Syrian government forces stormed restive districts of a central city on Wednesday, firing mortars and deploying snipers in an assault that killed at least one person, activists said.
The assault began Tuesday night, according to the Local Coordination Committees, an umbrella group of activists and opposition members.
Shells slammed into several districts around Hama's Bab Qebli area, the group said.
One person was killed by sniper fire, according to the LCC and another opposition group, the British-based Syrian Observatory for Human Rights.
Meanwhile in Moscow, Russia's foreign minister said Wednesday that his country will stonewall any U.N. sanctions on Syria and will push for a quick start of talks between the Syrian government and the country's opposition.
Foreign Minister Sergey Lavrov said Moscow would block any attempts to get U.N. approval for sanctions against Syria that have been imposed by other nations, saying that such a move would be "unfair and counterproductive."
The U.S., the European Union, the Arab League and Turkey all have introduced sanctions against Damascus in response to Syrian President Bashar Assad's violent crackdown on opponents.
The uprising has left more than 5,400 people dead, according to U.N. estimates.
The U.N. Security Council has been unable to agree on a resolution since the violence began in March because of strong opposition from Russia and China.
Other Arab states have been stepping up pressure on Syria to end 10 months of bloodshed. Syrian Foreign Minister Walid al-Moallem signaled Tuesday that the crackdown will continue, adding that Syria will solve its own problems.
Mr. al-Moallem's televised news conference came amid signs that the current Arab strategy to solve the crisis was collapsing.
Gulf Arab countries on Tuesday said they were pulling their observers from an Arab League mission in Syria and urged the U.N. Security Council to take all "necessary measures" to force the country to implement a League peace plan announced Sunday to create a national unity government in two months.

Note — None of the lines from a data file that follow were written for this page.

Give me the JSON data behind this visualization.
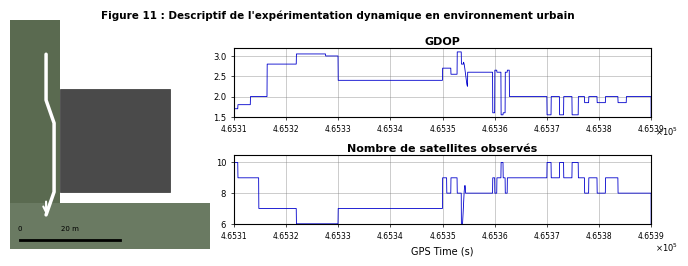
{
  "title": "Figure 11 : Descriptif de l'expérimentation dynamique en environnement urbain",
  "gdop_title": "GDOP",
  "sat_title": "Nombre de satellites observés",
  "xlabel": "GPS Time (s)",
  "x_scale_label": "x 10$^5$",
  "xmin": 4.6531,
  "xmax": 4.6539,
  "xticks": [
    4.6531,
    4.6532,
    4.6533,
    4.6534,
    4.6535,
    4.6536,
    4.6537,
    4.6538,
    4.6539
  ],
  "gdop_ylim": [
    1.5,
    3.2
  ],
  "gdop_yticks": [
    1.5,
    2.0,
    2.5,
    3.0
  ],
  "sat_ylim": [
    6,
    10.5
  ],
  "sat_yticks": [
    6,
    8,
    10
  ],
  "line_color": "#0000CC",
  "bg_color": "#FFFFFF",
  "map_bg": "#888888",
  "scale": 100000.0
}
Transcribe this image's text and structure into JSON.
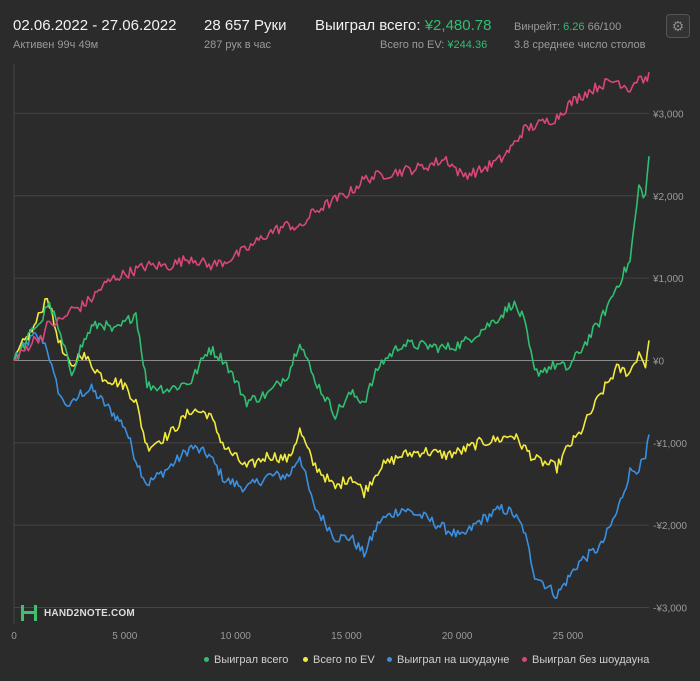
{
  "header": {
    "date_range": "02.06.2022 - 27.06.2022",
    "active": "Активен 99ч 49м",
    "hands": "28 657 Руки",
    "hands_per_hour": "287 рук в час",
    "won_label": "Выиграл всего:",
    "won_value": "¥2,480.78",
    "ev_label": "Всего по EV:",
    "ev_value": "¥244.36",
    "winrate_label": "Винрейт:",
    "winrate_value": "6.26",
    "winrate_suffix": "66/100",
    "tables": "3.8 среднее число столов",
    "settings_icon": "gear-icon"
  },
  "logo": {
    "text": "HAND2NOTE.COM"
  },
  "colors": {
    "green": "#2fbf71",
    "yellow": "#f2ea3c",
    "blue": "#3a8fe0",
    "pink": "#d8477a",
    "background": "#2b2b2b"
  },
  "chart_data": {
    "type": "line",
    "x_ticks": [
      "0",
      "5 000",
      "10 000",
      "15 000",
      "20 000",
      "25 000"
    ],
    "y_ticks": [
      "¥3,000",
      "¥2,000",
      "¥1,000",
      "¥0",
      "-¥1,000",
      "-¥2,000",
      "-¥3,000"
    ],
    "xlim": [
      0,
      28657
    ],
    "ylim": [
      -3200,
      3600
    ],
    "grid": true,
    "legend_position": "bottom-right",
    "series": [
      {
        "name": "Выиграл всего",
        "color": "#2fbf71",
        "x": [
          0,
          400,
          900,
          1300,
          1500,
          1800,
          2200,
          2600,
          3000,
          3500,
          4000,
          4500,
          5000,
          5500,
          6000,
          7000,
          8000,
          8800,
          9500,
          10500,
          11500,
          12400,
          12900,
          13500,
          14500,
          15200,
          15800,
          16500,
          17500,
          18500,
          19500,
          20200,
          21000,
          22000,
          22500,
          23000,
          23500,
          24500,
          25000,
          25500,
          26500,
          27200,
          27800,
          28200,
          28500,
          28657
        ],
        "y": [
          0,
          150,
          400,
          500,
          700,
          550,
          200,
          -150,
          150,
          400,
          450,
          350,
          450,
          580,
          -300,
          -350,
          -250,
          150,
          0,
          -500,
          -400,
          -150,
          250,
          -200,
          -650,
          -400,
          -500,
          -50,
          200,
          180,
          150,
          200,
          350,
          550,
          700,
          500,
          -150,
          -50,
          -100,
          100,
          500,
          900,
          1200,
          2100,
          2000,
          2480
        ]
      },
      {
        "name": "Всего по EV",
        "color": "#f2ea3c",
        "x": [
          0,
          400,
          900,
          1300,
          1500,
          1800,
          2200,
          2600,
          3000,
          3500,
          4000,
          4500,
          5000,
          5500,
          6000,
          7000,
          8000,
          8800,
          9500,
          10500,
          11500,
          12400,
          12900,
          13500,
          14500,
          15200,
          15800,
          16500,
          17500,
          18500,
          19500,
          20200,
          21000,
          22000,
          22500,
          23000,
          23500,
          24500,
          25000,
          25500,
          26500,
          27200,
          27800,
          28200,
          28500,
          28657
        ],
        "y": [
          0,
          200,
          400,
          650,
          800,
          450,
          100,
          -100,
          100,
          -50,
          -200,
          -250,
          -300,
          -500,
          -1050,
          -900,
          -600,
          -650,
          -1050,
          -1300,
          -1150,
          -1200,
          -850,
          -1250,
          -1550,
          -1400,
          -1600,
          -1300,
          -1150,
          -1100,
          -1150,
          -1100,
          -1000,
          -950,
          -900,
          -1050,
          -1200,
          -1300,
          -1050,
          -900,
          -400,
          -100,
          -150,
          100,
          -50,
          244
        ]
      },
      {
        "name": "Выиграл на шоудауне",
        "color": "#3a8fe0",
        "x": [
          0,
          400,
          900,
          1300,
          1500,
          1800,
          2200,
          2600,
          3000,
          3500,
          4000,
          4500,
          5000,
          5500,
          6000,
          7000,
          8000,
          8800,
          9500,
          10500,
          11500,
          12400,
          12900,
          13500,
          14500,
          15200,
          15800,
          16500,
          17500,
          18500,
          19500,
          20200,
          21000,
          22000,
          22500,
          23000,
          23500,
          24500,
          25000,
          25500,
          26500,
          27200,
          27800,
          28200,
          28500,
          28657
        ],
        "y": [
          0,
          150,
          300,
          250,
          150,
          -200,
          -500,
          -550,
          -400,
          -350,
          -500,
          -650,
          -800,
          -1200,
          -1500,
          -1300,
          -1050,
          -1150,
          -1450,
          -1550,
          -1400,
          -1400,
          -1150,
          -1750,
          -2150,
          -2150,
          -2350,
          -1950,
          -1800,
          -1900,
          -2050,
          -2150,
          -1950,
          -1800,
          -1850,
          -2050,
          -2600,
          -2850,
          -2650,
          -2450,
          -2250,
          -1850,
          -1350,
          -1300,
          -1200,
          -900
        ]
      },
      {
        "name": "Выиграл без шоудауна",
        "color": "#d8477a",
        "x": [
          0,
          400,
          900,
          1300,
          1500,
          1800,
          2200,
          2600,
          3000,
          3500,
          4000,
          4500,
          5000,
          5500,
          6000,
          7000,
          8000,
          8800,
          9500,
          10500,
          11500,
          12400,
          12900,
          13500,
          14500,
          15200,
          15800,
          16500,
          17500,
          18500,
          19500,
          20200,
          21000,
          22000,
          22500,
          23000,
          23500,
          24500,
          25000,
          25500,
          26500,
          27200,
          27800,
          28200,
          28500,
          28657
        ],
        "y": [
          0,
          100,
          250,
          300,
          420,
          450,
          500,
          620,
          650,
          750,
          900,
          1000,
          1050,
          1100,
          1150,
          1150,
          1250,
          1150,
          1200,
          1350,
          1550,
          1650,
          1600,
          1800,
          1950,
          2050,
          2200,
          2250,
          2300,
          2350,
          2450,
          2250,
          2300,
          2450,
          2600,
          2800,
          2850,
          2950,
          3100,
          3200,
          3350,
          3400,
          3300,
          3450,
          3400,
          3500
        ]
      }
    ]
  },
  "legend": [
    {
      "label": "Выиграл всего",
      "color": "#2fbf71"
    },
    {
      "label": "Всего по EV",
      "color": "#f2ea3c"
    },
    {
      "label": "Выиграл на шоудауне",
      "color": "#3a8fe0"
    },
    {
      "label": "Выиграл без шоудауна",
      "color": "#d8477a"
    }
  ]
}
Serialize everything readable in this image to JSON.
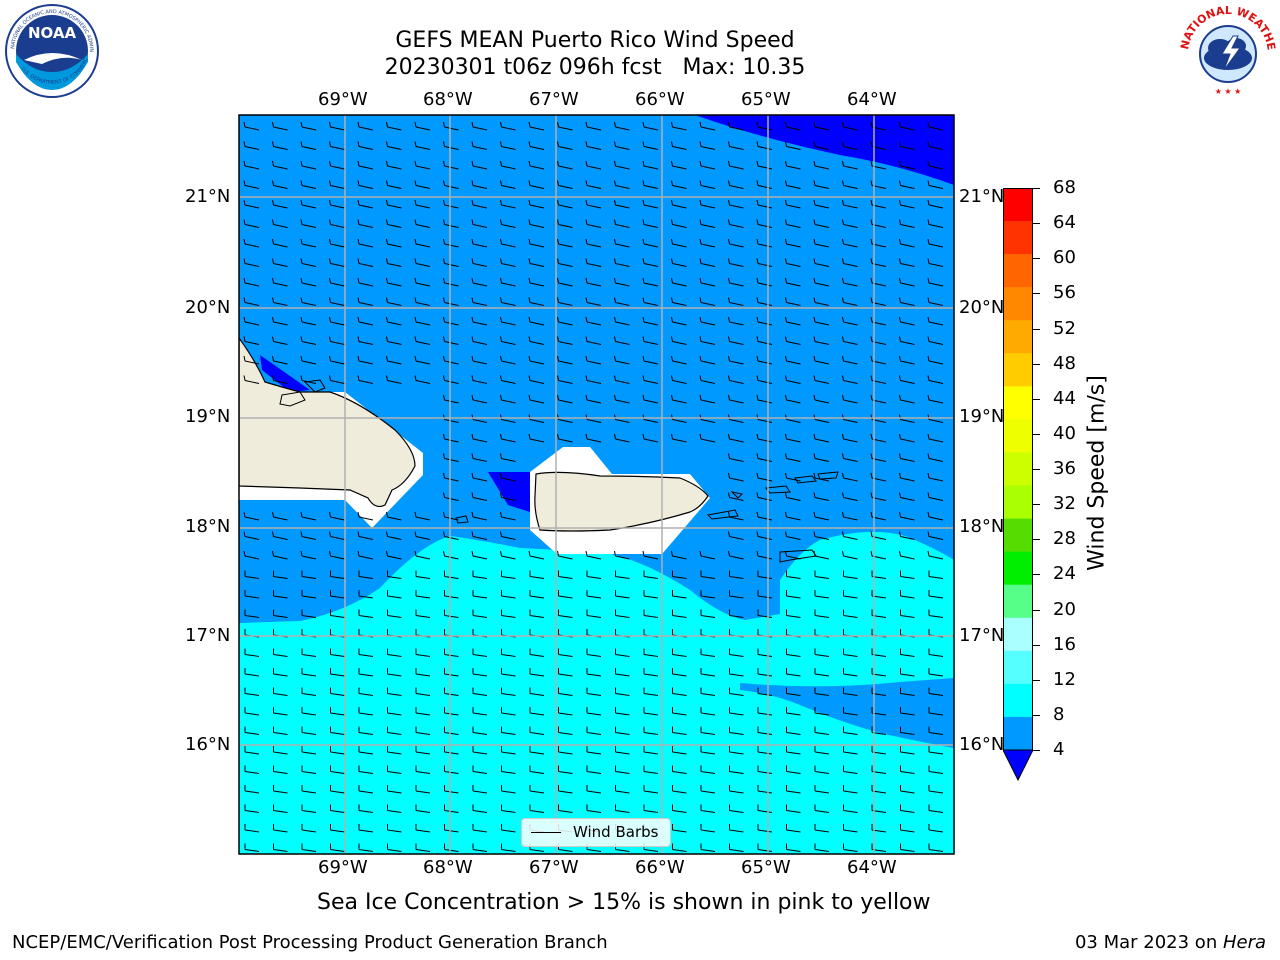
{
  "header": {
    "title_line1": "GEFS MEAN Puerto Rico Wind Speed",
    "title_line2": "20230301 t06z 096h fcst   Max: 10.35"
  },
  "logos": {
    "left": "NOAA",
    "right": "NATIONAL WEATHER SERVICE",
    "left_ring_text": "NATIONAL OCEANIC AND ATMOSPHERIC ADMINISTRATION",
    "left_ring_text_bottom": "U.S. DEPARTMENT OF COMMERCE"
  },
  "map": {
    "lon_labels": [
      "69°W",
      "68°W",
      "67°W",
      "66°W",
      "65°W",
      "64°W"
    ],
    "lat_labels": [
      "21°N",
      "20°N",
      "19°N",
      "18°N",
      "17°N",
      "16°N"
    ],
    "legend_label": "Wind Barbs",
    "colors": {
      "ocean_dark": "#0099ff",
      "ocean_cyan": "#00ffff",
      "low_blue": "#0000ff",
      "land": "#efecdc",
      "grid": "#b0b0b0"
    }
  },
  "colorbar": {
    "label": "Wind Speed [m/s]",
    "ticks": [
      "68",
      "64",
      "60",
      "56",
      "52",
      "48",
      "44",
      "40",
      "36",
      "32",
      "28",
      "24",
      "20",
      "16",
      "12",
      "8",
      "4"
    ],
    "colors": [
      "#ff0000",
      "#ff3300",
      "#ff6600",
      "#ff8800",
      "#ffaa00",
      "#ffcc00",
      "#ffff00",
      "#eeff00",
      "#ccff00",
      "#aaff00",
      "#55dd00",
      "#00ee00",
      "#55ff88",
      "#aaffff",
      "#55ffff",
      "#00ffff",
      "#0099ff"
    ],
    "extend_color": "#0000ff"
  },
  "notes": {
    "sea_ice": "Sea Ice Concentration > 15% is shown in pink to yellow",
    "credit": "NCEP/EMC/Verification Post Processing Product Generation Branch",
    "date": "03 Mar 2023 on ",
    "host": "Hera"
  }
}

Damascus has rejected the plan as a violation of national sovereignty.
Mr. al-Moallem brushed off the threat of referring the issue to the Security Council - a move that could lead to tougher sanctions - rather than trying to resolve it regionally.
The prospect of U.N. involvement has raised fears in Syria that an international intervention could be next.
Mr. Lavrov on Wednesday said Russia's own draft of a Security Council resolution on the violence in Syria remains on the table, and that Moscow was open for any "constructive proposals."
Western diplomats said the Russian proposal falls short of their demand for a strong condemnation of the Syrian regime's crackdown on civilians.
But Mr. Lavrov reaffirmed that any U.N. resolution must say clearly it "couldn't be interpreted to justify any foreign military interference in the Syrian crisis."